All of the proceeds from the auctions will benefit the local community.
“With this (event), realistically, our goal is $40,000. We’re barely covering costs with ticket sales because we want to get everyone back,” said Kelley Parise, the past president of the club. “Our items had gotten stale.”
Some of the new, revamped auction items include the opportunity to fly in a fighter plane for a day, a progressive Italian dining experience by limousine, out-of-state golf trips, a salmon-fishing trip, a hot air balloon ride, a signed Magic Johnson jersey and Detroit Red Wings tickets on the glass.
Last year, Parise said, the event raised $23,000, but this year, a new committee is taking over and the ticket sales have nearly doubled — from 240 to 420.
She said that in past years, the auction raised up to $50,000 for charity, and she asked the former chairperson of the event and 21-year club member Jim Maniaci to return to increase interest again.

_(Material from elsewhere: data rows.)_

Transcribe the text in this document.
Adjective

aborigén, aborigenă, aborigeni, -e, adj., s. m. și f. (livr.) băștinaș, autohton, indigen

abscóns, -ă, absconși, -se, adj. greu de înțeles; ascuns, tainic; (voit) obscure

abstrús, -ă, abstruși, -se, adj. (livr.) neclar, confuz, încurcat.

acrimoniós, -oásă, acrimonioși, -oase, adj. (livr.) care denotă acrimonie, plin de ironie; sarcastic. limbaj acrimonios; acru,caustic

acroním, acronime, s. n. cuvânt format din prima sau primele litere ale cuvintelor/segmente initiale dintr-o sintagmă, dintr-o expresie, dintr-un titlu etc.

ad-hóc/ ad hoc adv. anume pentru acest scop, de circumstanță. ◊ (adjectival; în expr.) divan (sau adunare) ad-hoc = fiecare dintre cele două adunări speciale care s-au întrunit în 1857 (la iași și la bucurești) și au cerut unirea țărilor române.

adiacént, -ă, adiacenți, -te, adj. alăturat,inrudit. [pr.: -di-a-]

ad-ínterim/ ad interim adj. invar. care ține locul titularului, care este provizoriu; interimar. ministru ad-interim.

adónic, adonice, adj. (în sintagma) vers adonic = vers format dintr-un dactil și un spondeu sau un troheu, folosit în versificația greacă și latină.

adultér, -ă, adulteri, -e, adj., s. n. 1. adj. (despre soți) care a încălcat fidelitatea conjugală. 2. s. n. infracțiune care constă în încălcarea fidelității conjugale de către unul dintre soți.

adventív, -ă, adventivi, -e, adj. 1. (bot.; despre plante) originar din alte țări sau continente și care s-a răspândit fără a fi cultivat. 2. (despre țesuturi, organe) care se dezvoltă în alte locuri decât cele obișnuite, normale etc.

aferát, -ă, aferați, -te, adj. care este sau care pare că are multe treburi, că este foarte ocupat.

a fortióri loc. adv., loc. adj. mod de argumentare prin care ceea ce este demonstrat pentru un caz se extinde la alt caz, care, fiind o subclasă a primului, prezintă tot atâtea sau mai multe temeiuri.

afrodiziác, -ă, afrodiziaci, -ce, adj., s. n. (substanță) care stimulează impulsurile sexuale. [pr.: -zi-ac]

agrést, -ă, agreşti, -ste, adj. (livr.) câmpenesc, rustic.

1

Maniaci said he stepped back from organizing the auction for the last several years because he started a nonprofit with some friends called Helping Hands of Macomb, but he agreed to come back in partnership with his nonprofit and the auction.
“(The economy) probably hurt the auction over the last several years, but things are picking up,” he said. “Our goal this February auction is just to create and re-stir the interest in our auction, and to just blow people away with the event so they want to come back.”
He added that the Shelby-Utica Kiwanis Club would also host another auction in December to help children and special needs families with Christmas needs.
In the last year, the Shelby-Utica Kiwanis Club built eight wheelchair ramps, sponsored its annual bike rodeo, packaged more than 100,000 meals for Kids Against Hunger, worked with Kids on the Go and supported other organizations, such as Friend of Foster Kids, Turning Point and Birthright of Macomb County.
“It’s so awesome (helping people in the community),” Parise said. “I love hearing the stories, even from the seniors in the communities, but mostly from the kids we help with the wheelchair ramps.”